Central bank interest rates and policy stances significantly impact currency rates in the interbank market. For instance, if the Fed raises U.S. rates, the dollar will strengthen versus other currencies.

Economic Fundamentals

Factors like GDP growth, unemployment, manufacturing data, and trade balances influence the relative strength of economies and their currencies.


Political uncertainty and events like elections, wars, and leadership changes affect currency and interbank forex pricing.

Market Sentiment

Shifting risk appetite among investors and traders moves capital flows between safe havens and risk assets, impacting forex.

Relative Growth Differentials

Currencies of countries with faster economic growth appreciate versus sluggish economies. This growth differential impacts interbank rates.

Rising inflation drives interest rates higher, leading to currency appreciation in the interbank market.

Interbank Forex Market Structure, Transparency and Regulation

The interbank forex market essentially runs on the honor system, relying on the creditworthiness of its participants. Most forex trading between banks takes place without a formal contract or written documentation.
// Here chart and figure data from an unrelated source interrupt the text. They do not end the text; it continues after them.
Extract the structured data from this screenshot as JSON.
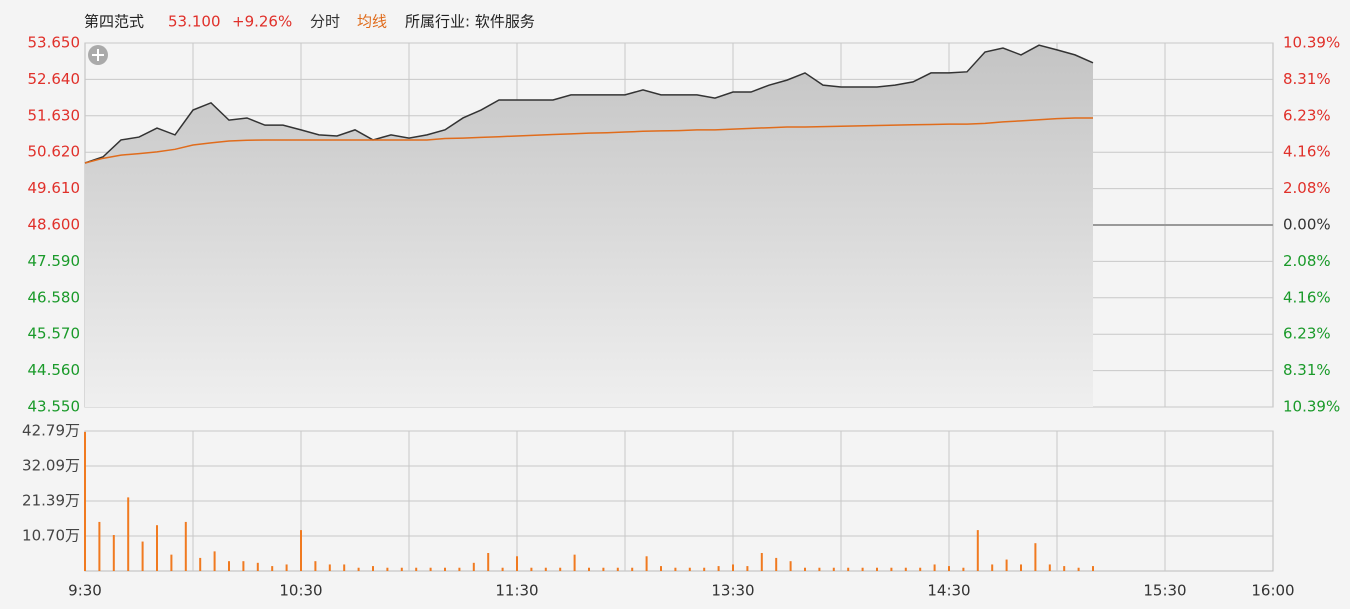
{
  "chart_data": [
    {
      "type": "line",
      "title": "第四范式",
      "price": "53.100",
      "change": "+9.26%",
      "subtitle": "所属行业: 软件服务",
      "x": [
        0,
        5,
        10,
        15,
        20,
        25,
        30,
        35,
        40,
        45,
        50,
        55,
        60,
        65,
        70,
        75,
        80,
        85,
        90,
        95,
        100,
        105,
        110,
        115,
        120,
        125,
        130,
        135,
        140,
        145,
        150,
        155,
        160,
        165,
        170,
        175,
        180,
        185,
        190,
        195,
        200,
        205,
        210,
        215,
        220,
        225,
        230,
        235,
        240,
        245,
        250,
        255,
        260,
        265,
        270,
        275,
        280
      ],
      "series": [
        {
          "name": "分时",
          "color": "#333333",
          "values": [
            50.32,
            50.49,
            50.96,
            51.04,
            51.29,
            51.1,
            51.79,
            51.99,
            51.51,
            51.57,
            51.37,
            51.37,
            51.24,
            51.1,
            51.07,
            51.24,
            50.96,
            51.1,
            51.01,
            51.1,
            51.24,
            51.57,
            51.79,
            52.07,
            52.07,
            52.07,
            52.07,
            52.21,
            52.21,
            52.21,
            52.21,
            52.35,
            52.21,
            52.21,
            52.21,
            52.12,
            52.29,
            52.29,
            52.48,
            52.62,
            52.82,
            52.48,
            52.43,
            52.43,
            52.43,
            52.48,
            52.57,
            52.82,
            52.82,
            52.85,
            53.4,
            53.51,
            53.32,
            53.59,
            53.46,
            53.32,
            53.1
          ]
        },
        {
          "name": "均线",
          "color": "#e06c1c",
          "values": [
            50.32,
            50.45,
            50.54,
            50.58,
            50.63,
            50.7,
            50.82,
            50.88,
            50.93,
            50.95,
            50.96,
            50.96,
            50.96,
            50.96,
            50.96,
            50.96,
            50.96,
            50.96,
            50.96,
            50.96,
            51.0,
            51.01,
            51.03,
            51.05,
            51.07,
            51.09,
            51.11,
            51.13,
            51.15,
            51.16,
            51.18,
            51.2,
            51.21,
            51.22,
            51.24,
            51.24,
            51.26,
            51.28,
            51.3,
            51.32,
            51.32,
            51.33,
            51.34,
            51.35,
            51.36,
            51.37,
            51.38,
            51.39,
            51.4,
            51.4,
            51.42,
            51.46,
            51.49,
            51.52,
            51.55,
            51.57,
            51.57
          ]
        }
      ],
      "xlim": [
        0,
        330
      ],
      "xticks": [
        30,
        60,
        90,
        120,
        150,
        180,
        210,
        240,
        270,
        300
      ],
      "ylim": [
        43.55,
        53.65
      ],
      "yticks": [
        {
          "value": 53.65,
          "label": "53.650"
        },
        {
          "value": 52.64,
          "label": "52.640"
        },
        {
          "value": 51.63,
          "label": "51.630"
        },
        {
          "value": 50.62,
          "label": "50.620"
        },
        {
          "value": 49.61,
          "label": "49.610"
        },
        {
          "value": 48.6,
          "label": "48.600"
        },
        {
          "value": 47.59,
          "label": "47.590"
        },
        {
          "value": 46.58,
          "label": "46.580"
        },
        {
          "value": 45.57,
          "label": "45.570"
        },
        {
          "value": 44.56,
          "label": "44.560"
        },
        {
          "value": 43.55,
          "label": "43.550"
        }
      ],
      "y2lim": [
        -10.39,
        10.39
      ],
      "y2ticks": [
        {
          "value": 10.39,
          "label": "10.39%"
        },
        {
          "value": 8.31,
          "label": "8.31%"
        },
        {
          "value": 6.23,
          "label": "6.23%"
        },
        {
          "value": 4.16,
          "label": "4.16%"
        },
        {
          "value": 2.08,
          "label": "2.08%"
        },
        {
          "value": 0,
          "label": "0.00%"
        },
        {
          "value": -2.08,
          "label": "2.08%"
        },
        {
          "value": -4.16,
          "label": "4.16%"
        },
        {
          "value": -6.23,
          "label": "6.23%"
        },
        {
          "value": -8.31,
          "label": "8.31%"
        },
        {
          "value": -10.39,
          "label": "10.39%"
        }
      ]
    },
    {
      "type": "bar",
      "color": "#f07a20",
      "x": [
        0,
        4,
        8,
        12,
        16,
        20,
        24,
        28,
        32,
        36,
        40,
        44,
        48,
        52,
        56,
        60,
        64,
        68,
        72,
        76,
        80,
        84,
        88,
        92,
        96,
        100,
        104,
        108,
        112,
        116,
        120,
        124,
        128,
        132,
        136,
        140,
        144,
        148,
        152,
        156,
        160,
        164,
        168,
        172,
        176,
        180,
        184,
        188,
        192,
        196,
        200,
        204,
        208,
        212,
        216,
        220,
        224,
        228,
        232,
        236,
        240,
        244,
        248,
        252,
        256,
        260,
        264,
        268,
        272,
        276,
        280
      ],
      "values": [
        42.5,
        15,
        11,
        22.5,
        9,
        14,
        5,
        15,
        4,
        6,
        3,
        3,
        2.5,
        1.5,
        2,
        12.5,
        3,
        2,
        2,
        1,
        1.5,
        1,
        1,
        1,
        1,
        1,
        1,
        2.5,
        5.5,
        1,
        4.5,
        1,
        1,
        1,
        5,
        1,
        1,
        1,
        1,
        4.5,
        1.5,
        1,
        1,
        1,
        1.5,
        2,
        1.5,
        5.5,
        4,
        3,
        1,
        1,
        1,
        1,
        1,
        1,
        1,
        1,
        1,
        2,
        1.5,
        1,
        12.5,
        2,
        3.5,
        2,
        8.5,
        2,
        1.5,
        1,
        1.5
      ],
      "xlim": [
        0,
        330
      ],
      "xticks": [
        {
          "value": 0,
          "label": "9:30"
        },
        {
          "value": 60,
          "label": "10:30"
        },
        {
          "value": 120,
          "label": "11:30"
        },
        {
          "value": 180,
          "label": "13:30"
        },
        {
          "value": 240,
          "label": "14:30"
        },
        {
          "value": 300,
          "label": "15:30"
        },
        {
          "value": 330,
          "label": "16:00"
        }
      ],
      "ylim": [
        0,
        42.79
      ],
      "yticks": [
        {
          "value": 42.79,
          "label": "42.79万"
        },
        {
          "value": 32.09,
          "label": "32.09万"
        },
        {
          "value": 21.39,
          "label": "21.39万"
        },
        {
          "value": 10.7,
          "label": "10.70万"
        }
      ]
    }
  ]
}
Post-trade transparency is low since there is no official reporting of interbank forex transactions and prices. The Wall Street Journal survey of leading banks gives indicative exchange rates for certain currency pairs that provide clues on rate movements.
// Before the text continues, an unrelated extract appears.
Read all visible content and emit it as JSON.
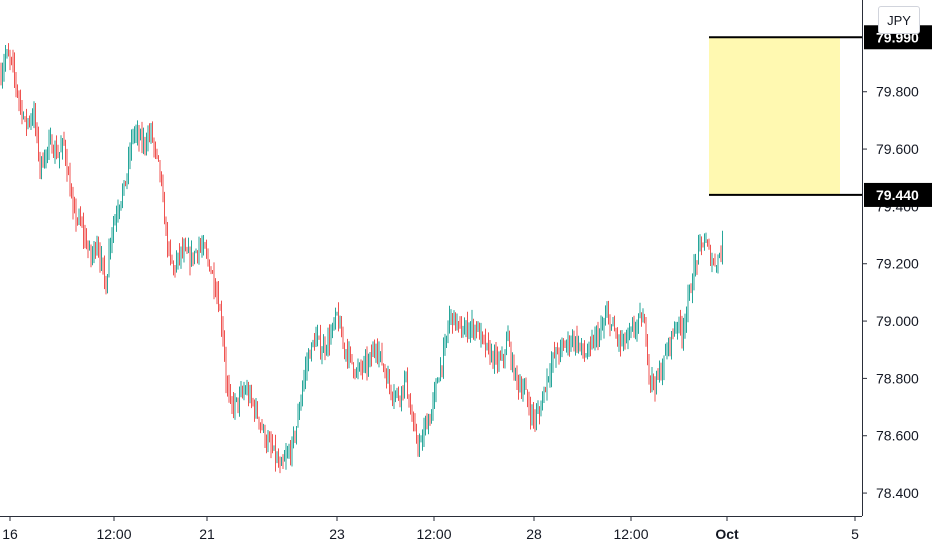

The interbank forex market remains largely unregulated across jurisdictions. Banks are expected to maintain adequate capital, manage risk and follow ethical practices on internal compliance and oversight.

Evolution of the Interbank Forex Market

The interbank currency market has undergone key shifts over the decades:

Rise of Technology

Technological advances have accelerated forex trading and pricing. The rise of ECNs and electronic trading platforms has improved connectivity.

Greater Competition

Growing competition has reduced spreads and transaction costs. More banks now compete for forex business across global financial centers.

Role of Algorithms

Algorithms execute more trades based on technical analysis versus human discretion, leading to volumes surging.

Exchange Rate Regimes

The shift from fixed to floating exchange rates in the 1970s boosted forex trading volumes and interbank market activity.

Retail Trading Growth

Individual investors opening forex trading accounts has expanded the client base relying on the interbank market for pricing and liquidity.

Impact on Retail Traders

While retail traders don’t have direct access to the interbank market, its dynamics trickle down in important ways:

Exchange Rates

Currency prices on retail forex broker platforms are derived from the interbank market, often with markups. Understanding interbank rate drivers aids trading.

Spreads and Costs

Tightening spreads and trading costs resulting from interbank competition benefits retail traders.

Market Sentiment

Interbank forex flows shape overall market risk sentiment and impact currency pairs retail traders analyze and trade.

Trading Opportunities

Volatility and trends emerging in the interbank market create trading opportunities across forex pairs that individual traders can capitalize on.


As the backbone of the global forex market, the opaque interbank segment provides liquidity and pricing for all other participants. While notoriously secretive, fundamentals driving interbank rates ultimately reflect macroeconomic realities. Retail traders stand to benefit from monitoring rate movements and understanding factors at play in the interbank space when making trading decisions.